In this module you will learn advanced calculus techniques, focusing on calculus of several variables. It is part of the Graduate Certificate in Mathematics by Distance Learning, which can serve as a qualifying course for our postgraduate degrees MSc Mathematics, or MSc Mathematics and Financial Modelling. This module will cover material on calculus of more than one variable, including partial differentiation and multiple integrals, giving you a thorough grounding in these concepts.

The module is studied via distance learning. Each week, you will be guided through a series of learning steps. These include short instructional videos, online quizzes to test your understanding, livestreamed face-to-face examples classes, full course notes, and exercises to try at home.

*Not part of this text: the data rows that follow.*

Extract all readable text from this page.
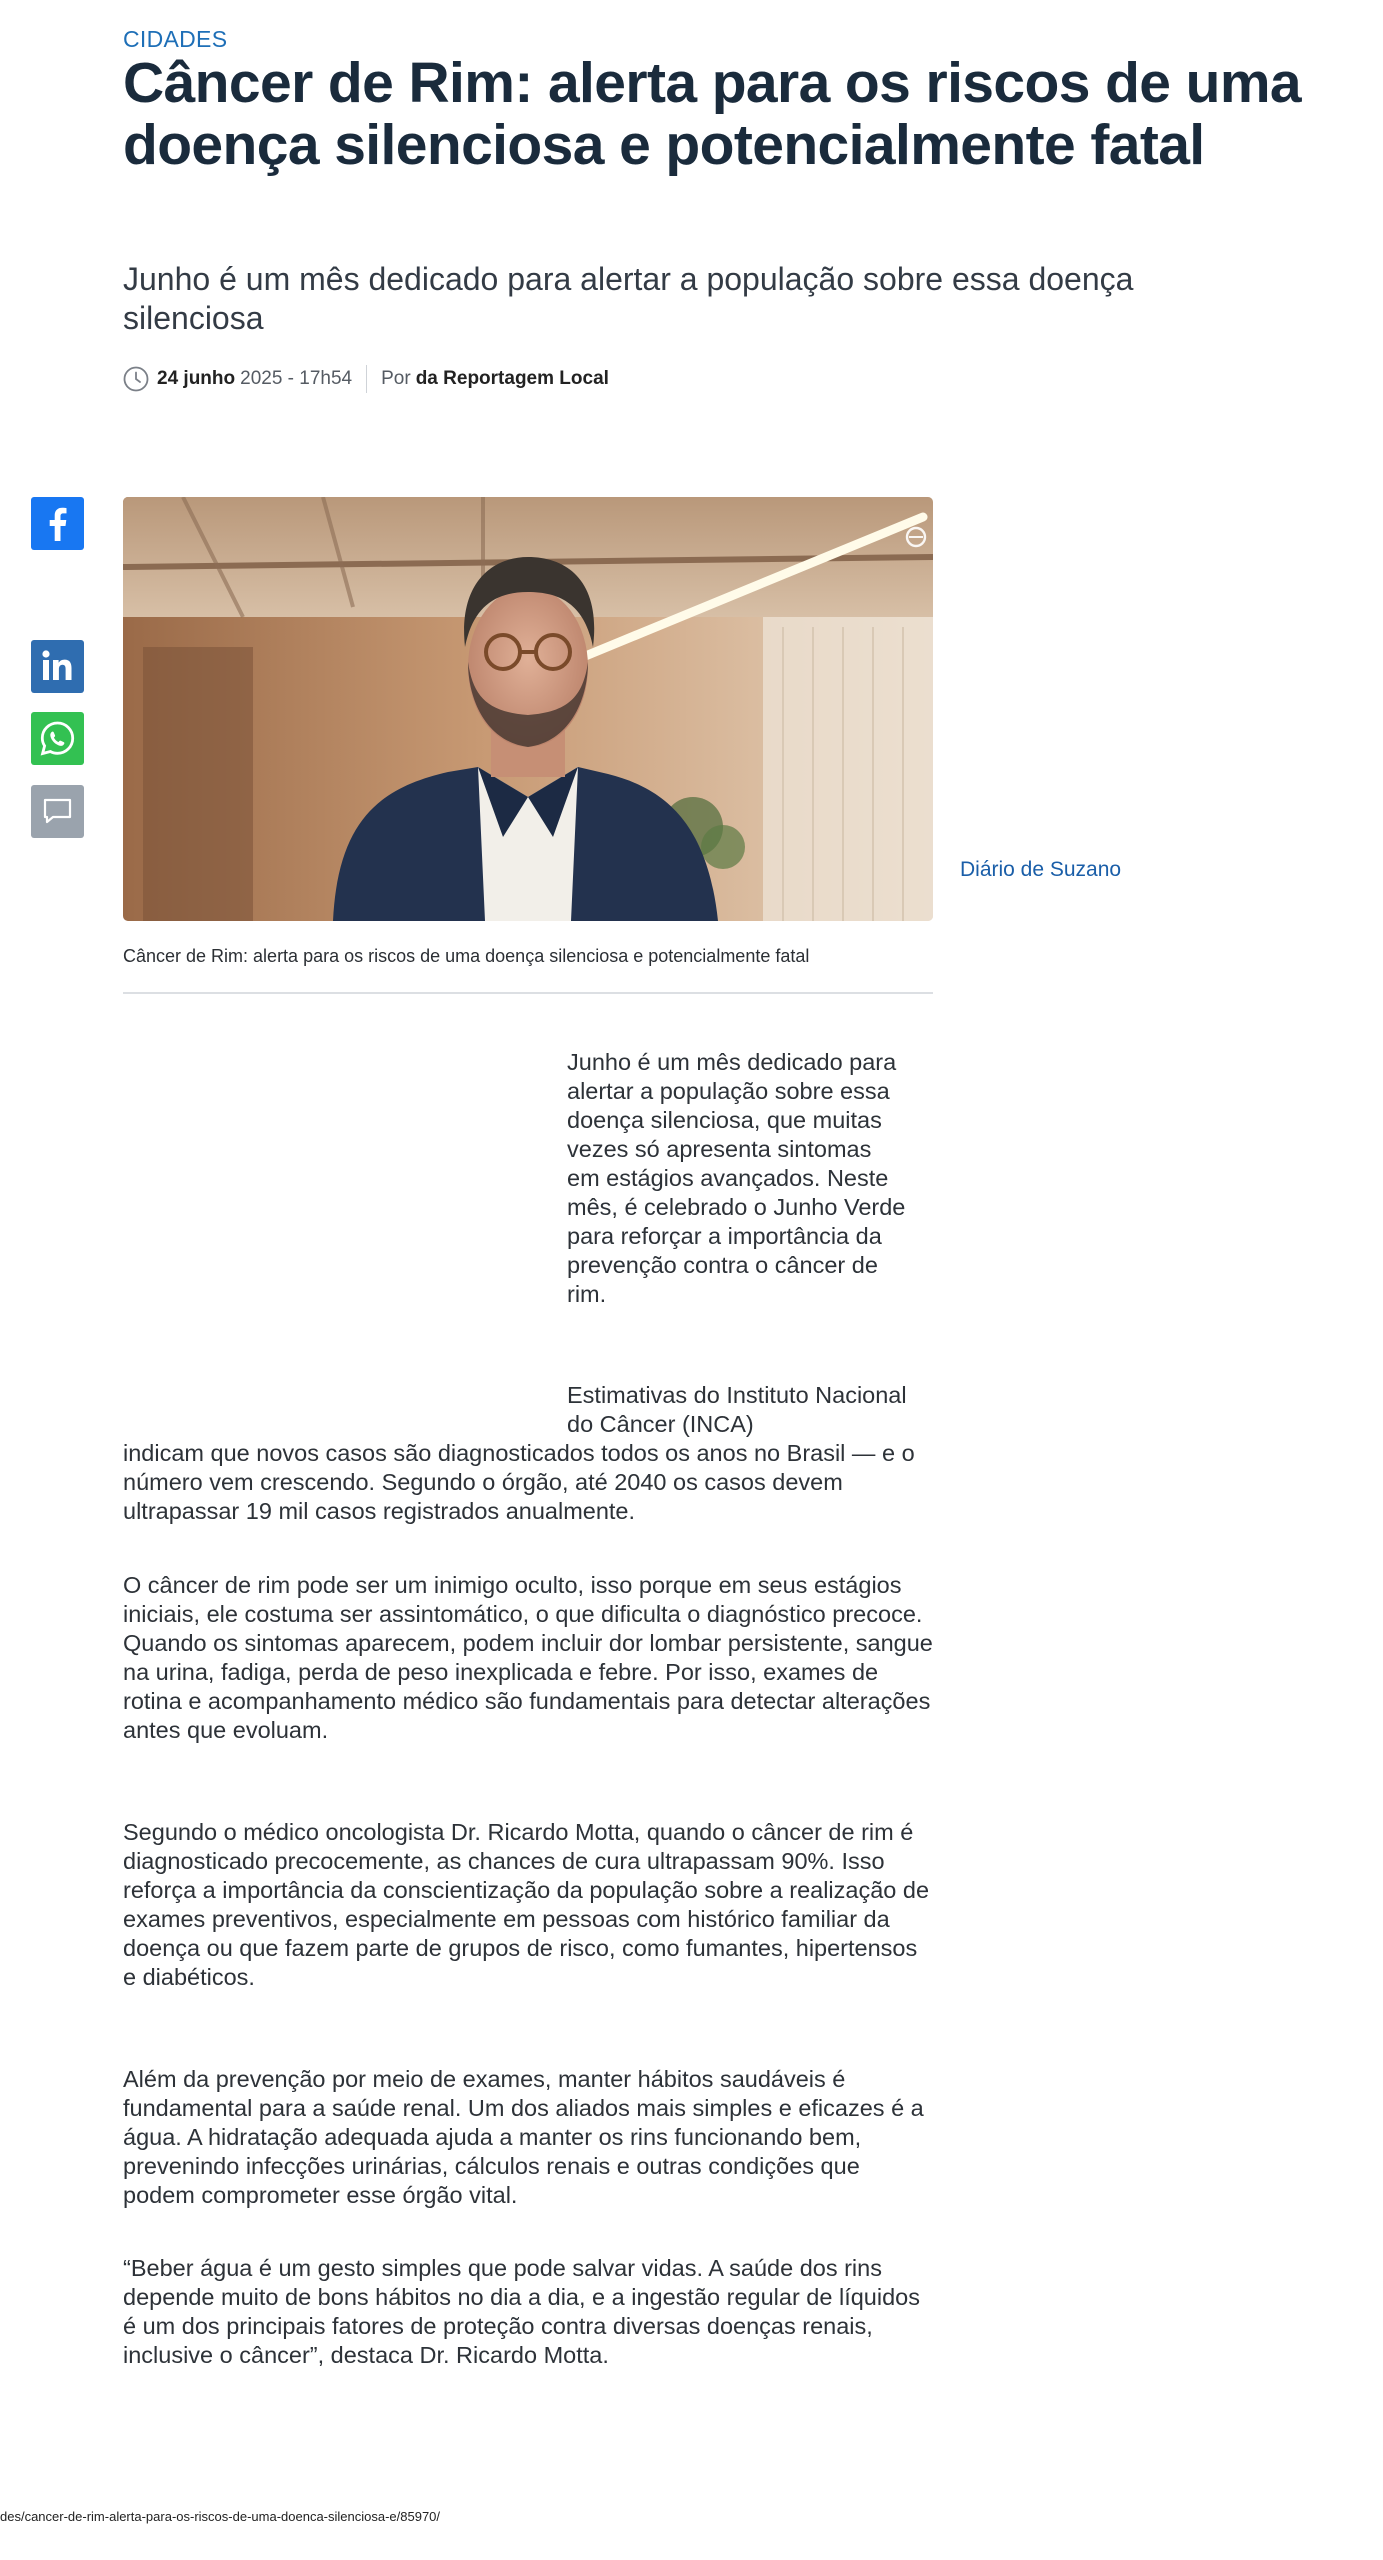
CIDADES
Câncer de Rim: alerta para os riscos de uma doença silenciosa e potencialmente fatal
Junho é um mês dedicado para alertar a população sobre essa doença silenciosa
24 junho 2025 - 17h54 Por da Reportagem Local
Diário de Suzano
Câncer de Rim: alerta para os riscos de uma doença silenciosa e potencialmente fatal

Junho é um mês dedicado para alertar a população sobre essa doença silenciosa, que muitas vezes só apresenta sintomas em estágios avançados. Neste mês, é celebrado o Junho Verde para reforçar a importância da prevenção contra o câncer de rim.

Estimativas do Instituto Nacional do Câncer (INCA)

indicam que novos casos são diagnosticados todos os anos no Brasil — e o número vem crescendo. Segundo o órgão, até 2040 os casos devem ultrapassar 19 mil casos registrados anualmente.

O câncer de rim pode ser um inimigo oculto, isso porque em seus estágios iniciais, ele costuma ser assintomático, o que dificulta o diagnóstico precoce. Quando os sintomas aparecem, podem incluir dor lombar persistente, sangue na urina, fadiga, perda de peso inexplicada e febre. Por isso, exames de rotina e acompanhamento médico são fundamentais para detectar alterações antes que evoluam.

Segundo o médico oncologista Dr. Ricardo Motta, quando o câncer de rim é diagnosticado precocemente, as chances de cura ultrapassam 90%. Isso reforça a importância da conscientização da população sobre a realização de exames preventivos, especialmente em pessoas com histórico familiar da doença ou que fazem parte de grupos de risco, como fumantes, hipertensos e diabéticos.

Além da prevenção por meio de exames, manter hábitos saudáveis é fundamental para a saúde renal. Um dos aliados mais simples e eficazes é a água. A hidratação adequada ajuda a manter os rins funcionando bem, prevenindo infecções urinárias, cálculos renais e outras condições que podem comprometer esse órgão vital.

“Beber água é um gesto simples que pode salvar vidas. A saúde dos rins depende muito de bons hábitos no dia a dia, e a ingestão regular de líquidos é um dos principais fatores de proteção contra diversas doenças renais, inclusive o câncer”, destaca Dr. Ricardo Motta.

des/cancer-de-rim-alerta-para-os-riscos-de-uma-doenca-silenciosa-e/85970/
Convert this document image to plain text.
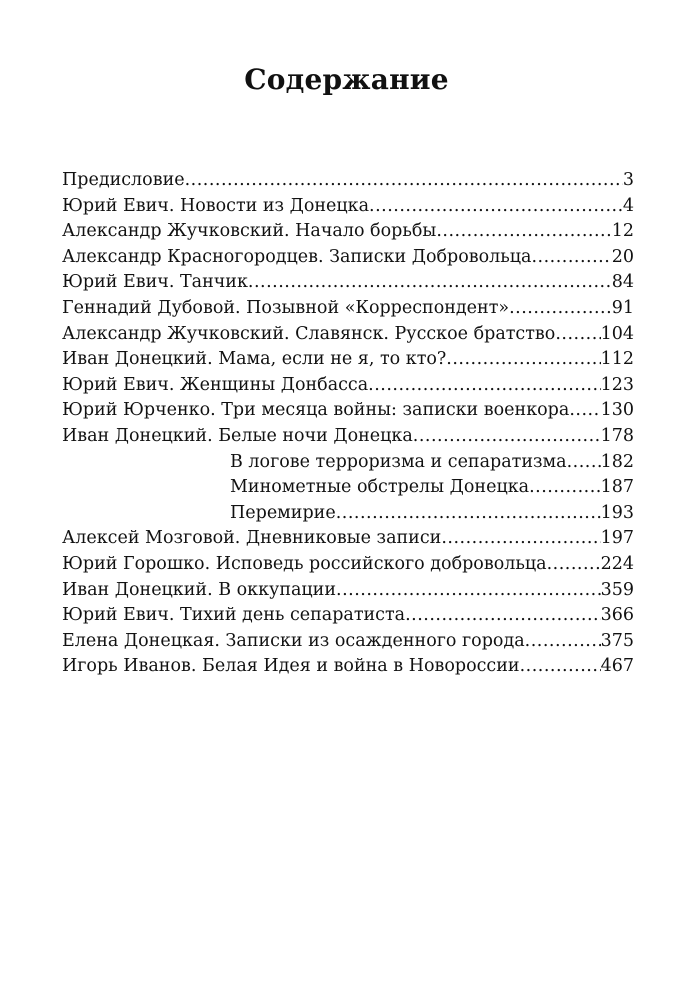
Содержание
Предисловие .....	3
Юрий Евич. Новости из Донецка .....	4
Александр Жучковский. Начало борьбы .....	12
Александр Красногородцев. Записки Добровольца .....	20
Юрий Евич. Танчик .....	84
Геннадий Дубовой. Позывной «Корреспондент» .....	91
Александр Жучковский. Славянск. Русское братство .....	104
Иван Донецкий. Мама, если не я, то кто? .....	112
Юрий Евич. Женщины Донбасса .....	123
Юрий Юрченко. Три месяца войны: записки военкора ..... 130
Иван Донецкий. Белые ночи Донецка .....	178
В логове терроризма и сепаратизма ..... 182
Минометные обстрелы Донецка .....	187
Перемирие .....	193
Алексей Мозговой. Дневниковые записи .....	197
Юрий Горошко. Исповедь российского добровольца .....	224
Иван Донецкий. В оккупации .....	359
Юрий Евич. Тихий день сепаратиста .....	366
Елена Донецкая. Записки из осажденного города .....	375
Игорь Иванов. Белая Идея и война в Новороссии .....	467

Indicative module syllabus

  • Functions and differentiation: limits, formal definition of the derivative, partial differentiation, tangent planes, directional derivatives
  • Integration: double integrals, splitting the integral, changing the order of integration, polar coordinates
  • Optimisation problems: stationary points, Lagrange multipliers, the nature of stationary points
  • Further concepts in partial differentiation: the chain rule, Taylor polynomial approximation of a function
  • Ordinary differential equations: first order differential equations, exact differential equations and second order differential equations with constant coefficients

Learning objectives

By the end of this module, you will:

  • have knowledge and understanding of, and be able to use, mathematical methods and techniques
  • have knowledge and understanding of a range of results in mathematics
  • appreciate the need for proof in mathematics, and be able to follow and construct mathematical arguments
  • understand the importance of assumptions and have an awareness of where they are used and the possible consequences of their violation
  • appreciate the power of generalisation and abstraction in the development of mathematical theories.